Con la llegada del nuevo gobierno progresista podríamos hacer una porra: ¿Quién anda más inquieto, el empresariado o la Iglesia católica? El primero ya se chocó contra un muro cuando comprobó que la subida del Salario Mínimo Interprofesional (SMI) a 900 euros, lejos de perjudicarle, le ha beneficiado. En cuanto a la Iglesia católica, ésta vuelve a evidenciar un cuadro esquizofrénico asumiendo un papel de víctima cuando, a lo largo de la Historia, siempre ha sido más ejecutora.

¿Por qué en un Estado aconfesional la religión ha de puntuar en el currículum académico del alumnado? Busquen, indaguen, sumérjanse en la bibliografía que les plazca que no hallarán una respuesta lógica. Como también parece reñido con la sensatez que el Estado pague los salarios de un profesorado -el de Religión- sobre cuya selección no tiene ningún poder porque es postestad de la Iglesia católica. Esa anomalía también se produce con la educación concertada y por ello, desde este espacio, siempre he justificado su eliminación.

¿Qué teme la Iglesia? Perder privilegios. La élite eclesiástica está más preocupada por los bienes terrenales que espirituales. De no ser así, ya se habría ocupado de adaptarse a los nuevos tiempos cambiando postulados retrógrados que ella misma inventó sin fundamento en alguno en sus sagradas escrituras. El número de alumnos matriculados en religión desciende año a año. El pánico de la curia es que, al no computar para la nota media de cara a selectividad y ser voluntaria, se produza el temido motín de infieles.
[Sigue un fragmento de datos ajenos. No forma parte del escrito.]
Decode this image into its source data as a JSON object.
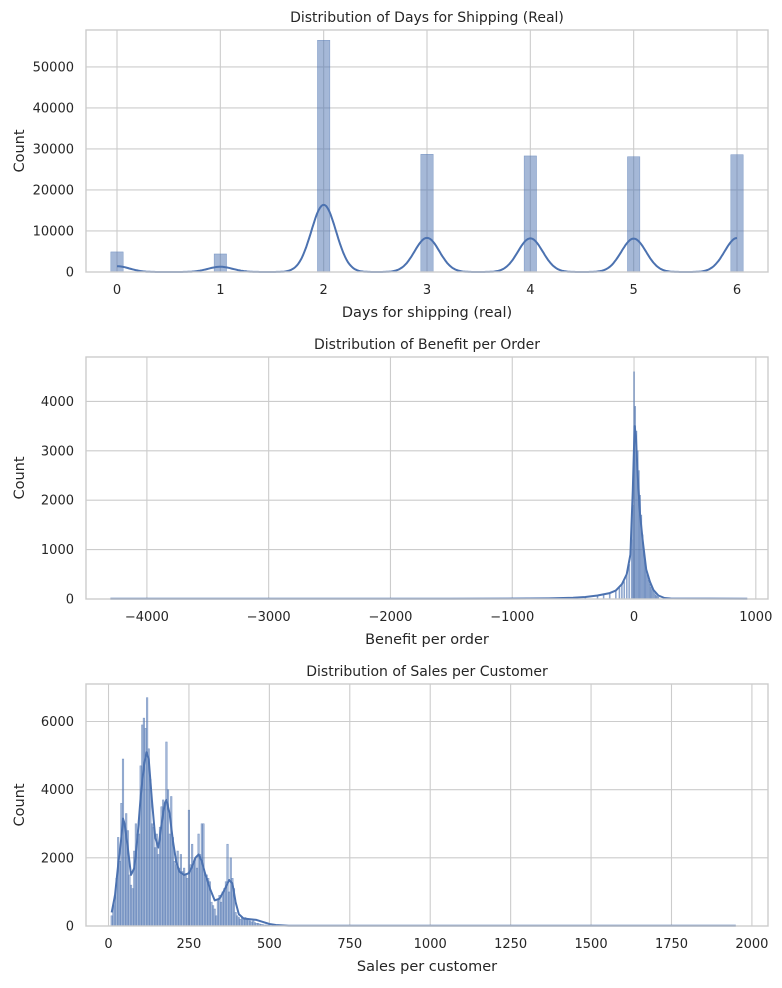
{
  "chart_data": [
    {
      "type": "histogram",
      "title": "Distribution of Days for Shipping (Real)",
      "xlabel": "Days for shipping (real)",
      "ylabel": "Count",
      "xlim": [
        -0.3,
        6.3
      ],
      "ylim": [
        0,
        59000
      ],
      "xticks": [
        0,
        1,
        2,
        3,
        4,
        5,
        6
      ],
      "yticks": [
        0,
        10000,
        20000,
        30000,
        40000,
        50000
      ],
      "bin_width": 0.12,
      "bins": [
        {
          "x": 0,
          "count": 4900
        },
        {
          "x": 1,
          "count": 4400
        },
        {
          "x": 2,
          "count": 56500
        },
        {
          "x": 3,
          "count": 28700
        },
        {
          "x": 4,
          "count": 28300
        },
        {
          "x": 5,
          "count": 28100
        },
        {
          "x": 6,
          "count": 28600
        }
      ],
      "kde": {
        "bandwidth": 0.12,
        "peak_scale": 0.29
      },
      "grid": true
    },
    {
      "type": "histogram",
      "title": "Distribution of Benefit per Order",
      "xlabel": "Benefit per order",
      "ylabel": "Count",
      "xlim": [
        -4500,
        1100
      ],
      "ylim": [
        0,
        4900
      ],
      "xticks": [
        -4000,
        -3000,
        -2000,
        -1000,
        0,
        1000
      ],
      "xtick_labels": [
        "−4000",
        "−3000",
        "−2000",
        "−1000",
        "0",
        "1000"
      ],
      "yticks": [
        0,
        1000,
        2000,
        3000,
        4000
      ],
      "bin_width": 8,
      "bins": [
        {
          "x": -4270,
          "count": 8
        },
        {
          "x": -3000,
          "count": 6
        },
        {
          "x": -2000,
          "count": 8
        },
        {
          "x": -1200,
          "count": 10
        },
        {
          "x": -800,
          "count": 14
        },
        {
          "x": -600,
          "count": 20
        },
        {
          "x": -500,
          "count": 30
        },
        {
          "x": -400,
          "count": 45
        },
        {
          "x": -300,
          "count": 70
        },
        {
          "x": -250,
          "count": 90
        },
        {
          "x": -200,
          "count": 120
        },
        {
          "x": -150,
          "count": 180
        },
        {
          "x": -120,
          "count": 220
        },
        {
          "x": -100,
          "count": 280
        },
        {
          "x": -80,
          "count": 350
        },
        {
          "x": -60,
          "count": 480
        },
        {
          "x": -40,
          "count": 700
        },
        {
          "x": -20,
          "count": 1200
        },
        {
          "x": -10,
          "count": 1900
        },
        {
          "x": 0,
          "count": 4600
        },
        {
          "x": 10,
          "count": 3900
        },
        {
          "x": 20,
          "count": 3400
        },
        {
          "x": 30,
          "count": 3000
        },
        {
          "x": 40,
          "count": 2600
        },
        {
          "x": 50,
          "count": 2100
        },
        {
          "x": 60,
          "count": 1700
        },
        {
          "x": 70,
          "count": 1300
        },
        {
          "x": 80,
          "count": 1000
        },
        {
          "x": 90,
          "count": 800
        },
        {
          "x": 100,
          "count": 600
        },
        {
          "x": 110,
          "count": 480
        },
        {
          "x": 120,
          "count": 380
        },
        {
          "x": 130,
          "count": 300
        },
        {
          "x": 140,
          "count": 240
        },
        {
          "x": 150,
          "count": 190
        },
        {
          "x": 160,
          "count": 150
        },
        {
          "x": 170,
          "count": 110
        },
        {
          "x": 180,
          "count": 80
        },
        {
          "x": 190,
          "count": 55
        },
        {
          "x": 200,
          "count": 40
        },
        {
          "x": 250,
          "count": 25
        },
        {
          "x": 300,
          "count": 18
        },
        {
          "x": 400,
          "count": 12
        },
        {
          "x": 600,
          "count": 8
        },
        {
          "x": 900,
          "count": 6
        }
      ],
      "kde_points": [
        [
          -4300,
          5
        ],
        [
          -1500,
          5
        ],
        [
          -700,
          12
        ],
        [
          -500,
          25
        ],
        [
          -400,
          40
        ],
        [
          -300,
          70
        ],
        [
          -200,
          120
        ],
        [
          -150,
          170
        ],
        [
          -100,
          300
        ],
        [
          -60,
          500
        ],
        [
          -30,
          900
        ],
        [
          -10,
          2200
        ],
        [
          5,
          3500
        ],
        [
          15,
          3300
        ],
        [
          30,
          2500
        ],
        [
          50,
          1700
        ],
        [
          70,
          1200
        ],
        [
          100,
          600
        ],
        [
          130,
          350
        ],
        [
          160,
          180
        ],
        [
          200,
          70
        ],
        [
          250,
          20
        ],
        [
          300,
          10
        ],
        [
          930,
          5
        ]
      ],
      "grid": true
    },
    {
      "type": "histogram",
      "title": "Distribution of Sales per Customer",
      "xlabel": "Sales per customer",
      "ylabel": "Count",
      "xlim": [
        -70,
        2050
      ],
      "ylim": [
        0,
        7100
      ],
      "xticks": [
        0,
        250,
        500,
        750,
        1000,
        1250,
        1500,
        1750,
        2000
      ],
      "yticks": [
        0,
        2000,
        4000,
        6000
      ],
      "bin_width": 5,
      "bins": [
        {
          "x": 10,
          "count": 300
        },
        {
          "x": 15,
          "count": 600
        },
        {
          "x": 20,
          "count": 900
        },
        {
          "x": 25,
          "count": 1400
        },
        {
          "x": 30,
          "count": 2600
        },
        {
          "x": 35,
          "count": 1900
        },
        {
          "x": 40,
          "count": 3600
        },
        {
          "x": 45,
          "count": 4900
        },
        {
          "x": 50,
          "count": 3000
        },
        {
          "x": 55,
          "count": 3300
        },
        {
          "x": 60,
          "count": 2800
        },
        {
          "x": 65,
          "count": 1500
        },
        {
          "x": 70,
          "count": 1200
        },
        {
          "x": 75,
          "count": 1100
        },
        {
          "x": 80,
          "count": 2200
        },
        {
          "x": 85,
          "count": 3000
        },
        {
          "x": 90,
          "count": 2700
        },
        {
          "x": 95,
          "count": 2700
        },
        {
          "x": 100,
          "count": 4700
        },
        {
          "x": 105,
          "count": 5900
        },
        {
          "x": 110,
          "count": 6100
        },
        {
          "x": 115,
          "count": 5800
        },
        {
          "x": 120,
          "count": 6700
        },
        {
          "x": 125,
          "count": 5200
        },
        {
          "x": 130,
          "count": 4300
        },
        {
          "x": 135,
          "count": 3000
        },
        {
          "x": 140,
          "count": 2900
        },
        {
          "x": 145,
          "count": 2300
        },
        {
          "x": 150,
          "count": 2700
        },
        {
          "x": 155,
          "count": 2100
        },
        {
          "x": 160,
          "count": 2900
        },
        {
          "x": 165,
          "count": 3500
        },
        {
          "x": 170,
          "count": 3700
        },
        {
          "x": 175,
          "count": 3600
        },
        {
          "x": 180,
          "count": 5400
        },
        {
          "x": 185,
          "count": 4000
        },
        {
          "x": 190,
          "count": 2700
        },
        {
          "x": 195,
          "count": 3800
        },
        {
          "x": 200,
          "count": 2600
        },
        {
          "x": 205,
          "count": 1900
        },
        {
          "x": 210,
          "count": 1800
        },
        {
          "x": 215,
          "count": 2200
        },
        {
          "x": 220,
          "count": 1700
        },
        {
          "x": 225,
          "count": 2100
        },
        {
          "x": 230,
          "count": 1600
        },
        {
          "x": 235,
          "count": 1700
        },
        {
          "x": 240,
          "count": 1500
        },
        {
          "x": 245,
          "count": 1400
        },
        {
          "x": 250,
          "count": 3400
        },
        {
          "x": 255,
          "count": 1800
        },
        {
          "x": 260,
          "count": 2400
        },
        {
          "x": 265,
          "count": 1900
        },
        {
          "x": 270,
          "count": 2000
        },
        {
          "x": 275,
          "count": 1700
        },
        {
          "x": 280,
          "count": 2700
        },
        {
          "x": 285,
          "count": 2100
        },
        {
          "x": 290,
          "count": 3000
        },
        {
          "x": 295,
          "count": 3000
        },
        {
          "x": 300,
          "count": 1500
        },
        {
          "x": 305,
          "count": 1500
        },
        {
          "x": 310,
          "count": 1400
        },
        {
          "x": 315,
          "count": 1300
        },
        {
          "x": 320,
          "count": 700
        },
        {
          "x": 325,
          "count": 600
        },
        {
          "x": 330,
          "count": 500
        },
        {
          "x": 335,
          "count": 300
        },
        {
          "x": 340,
          "count": 800
        },
        {
          "x": 345,
          "count": 900
        },
        {
          "x": 350,
          "count": 700
        },
        {
          "x": 355,
          "count": 1000
        },
        {
          "x": 360,
          "count": 1100
        },
        {
          "x": 365,
          "count": 1300
        },
        {
          "x": 370,
          "count": 2400
        },
        {
          "x": 375,
          "count": 1000
        },
        {
          "x": 380,
          "count": 2000
        },
        {
          "x": 385,
          "count": 1400
        },
        {
          "x": 390,
          "count": 1100
        },
        {
          "x": 395,
          "count": 400
        },
        {
          "x": 400,
          "count": 300
        },
        {
          "x": 405,
          "count": 250
        },
        {
          "x": 410,
          "count": 200
        },
        {
          "x": 415,
          "count": 250
        },
        {
          "x": 420,
          "count": 200
        },
        {
          "x": 425,
          "count": 250
        },
        {
          "x": 430,
          "count": 200
        },
        {
          "x": 435,
          "count": 200
        },
        {
          "x": 440,
          "count": 150
        },
        {
          "x": 445,
          "count": 120
        },
        {
          "x": 450,
          "count": 150
        },
        {
          "x": 455,
          "count": 100
        },
        {
          "x": 460,
          "count": 80
        },
        {
          "x": 465,
          "count": 80
        },
        {
          "x": 470,
          "count": 60
        },
        {
          "x": 475,
          "count": 50
        },
        {
          "x": 480,
          "count": 40
        },
        {
          "x": 485,
          "count": 30
        },
        {
          "x": 490,
          "count": 30
        },
        {
          "x": 495,
          "count": 20
        },
        {
          "x": 500,
          "count": 20
        },
        {
          "x": 1250,
          "count": 15
        },
        {
          "x": 1300,
          "count": 12
        },
        {
          "x": 1400,
          "count": 12
        },
        {
          "x": 1500,
          "count": 10
        },
        {
          "x": 1600,
          "count": 10
        },
        {
          "x": 1940,
          "count": 15
        }
      ],
      "kde_points": [
        [
          10,
          400
        ],
        [
          20,
          900
        ],
        [
          30,
          1800
        ],
        [
          40,
          2600
        ],
        [
          45,
          3150
        ],
        [
          50,
          3000
        ],
        [
          60,
          2300
        ],
        [
          70,
          1500
        ],
        [
          80,
          1700
        ],
        [
          90,
          2600
        ],
        [
          100,
          3800
        ],
        [
          110,
          4700
        ],
        [
          118,
          5100
        ],
        [
          125,
          4900
        ],
        [
          135,
          3700
        ],
        [
          145,
          2600
        ],
        [
          155,
          2300
        ],
        [
          165,
          3000
        ],
        [
          175,
          3600
        ],
        [
          180,
          3700
        ],
        [
          190,
          3300
        ],
        [
          200,
          2500
        ],
        [
          210,
          1900
        ],
        [
          220,
          1600
        ],
        [
          235,
          1500
        ],
        [
          250,
          1550
        ],
        [
          260,
          1750
        ],
        [
          270,
          2000
        ],
        [
          280,
          2100
        ],
        [
          290,
          1900
        ],
        [
          300,
          1550
        ],
        [
          315,
          1100
        ],
        [
          330,
          750
        ],
        [
          345,
          800
        ],
        [
          360,
          1050
        ],
        [
          375,
          1350
        ],
        [
          385,
          1250
        ],
        [
          395,
          700
        ],
        [
          405,
          350
        ],
        [
          420,
          220
        ],
        [
          440,
          200
        ],
        [
          460,
          180
        ],
        [
          480,
          120
        ],
        [
          500,
          60
        ],
        [
          520,
          30
        ],
        [
          560,
          10
        ],
        [
          600,
          5
        ],
        [
          1950,
          5
        ]
      ],
      "grid": true
    }
  ]
}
¿Qué es más cómodo y requiere menos esfuerzo, apuntarse a una ‘maría’ como religión o tener que clavar los codos con otra asignatura? Da igual si se tiene fe o no, lo importante es primar la ley del mínimo esfuerzo y la asignatura de religión es lo que propicia. Además, es importante apreciar que hablamos de religión católica porque como a su hijo le dé por ser budista, lo lleva claro si cree que se va a impartir esa religión en clase… ya no digo si es musulmán, que entonces los sectores más conservadores comenzarían su campaña islamofóbica. 
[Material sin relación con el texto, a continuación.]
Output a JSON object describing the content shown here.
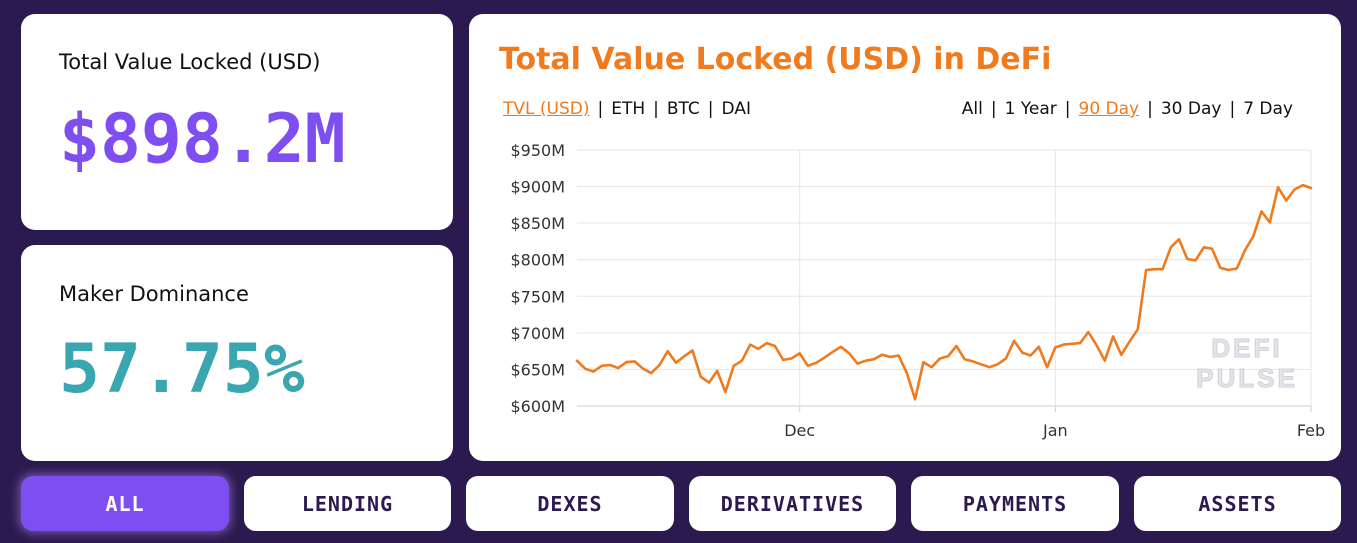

Cuando la Comisión Episcopal de Enseñanza se apoya en que la libertad y educación para todas y todos, en realidad, lo que viene a decir es «no me toques lo mío». Mientras ve cómo sus fieles descienden, en lugar  de articular mecanismos propios para frenar esa sangría, pretende que el Estado continúe financiando su comunidad o, si empleara -que no lo hago- la terminología de la derecha, su «chiringuito». Error.

Del mismo modo, escuchar al secretario general adjunto de Escuelas Católicas, Luis Centeno, sentenciar que sin el conocimiento de la religión es imposible el desarrollo de la personalidad humana en condiciones de plenitud lo único que constata son sus taras. Taras, por otro lado, que todo el mundo tiene en mayor o menor medida, pero que no se equivoque: cada uno las llena o compensa como puede/quiere y, en la mayoría de los casos, al menos en España, le puedo asegurar que la religión católica no es la primera opción. Si él ha conseguido labrar plenamente su personalidad con el Espíritu Santo, enhorabuena, pero no nos aplique su misma medicina y, además, no espere que le paguemos el tratamiento entre todos. 

Las medidas que adoptará el nuevo gobierno son, a mi juicio, demasiado benévolas con la religión católica, puesto que si de mí dependiera excluría la religión (y ahora sí, no me refiero únicamente a la católica) de cualquier esfera pública. Las religiones pertenecen al ámbito individual, sin que nadie deba coartar su práctica que, además, puede ponerse en común en sus respectivos templos o centros ad hoc. La escuela no es uno de esos centros, como tampoco la televisión pública con espacios que cualquier estado aconfesional serio eliminaría.

Los medios cavernarios hablan de violación de los acuerdos con la Santa Sede. En primer lugar, con las medidas benévolas y misericordiosas que el gobierno de Pedro Sánchez pondrá en práctica, no se violan tales acuerdos. En segundo lugar, son acuerdos y, como tales, se pueden rescindir. Es lo que implica el progreso democrático, aunque claro, para el segmento más conservador, ese de caspa y sotona, el término «progresista» es un insulto. Por algo será.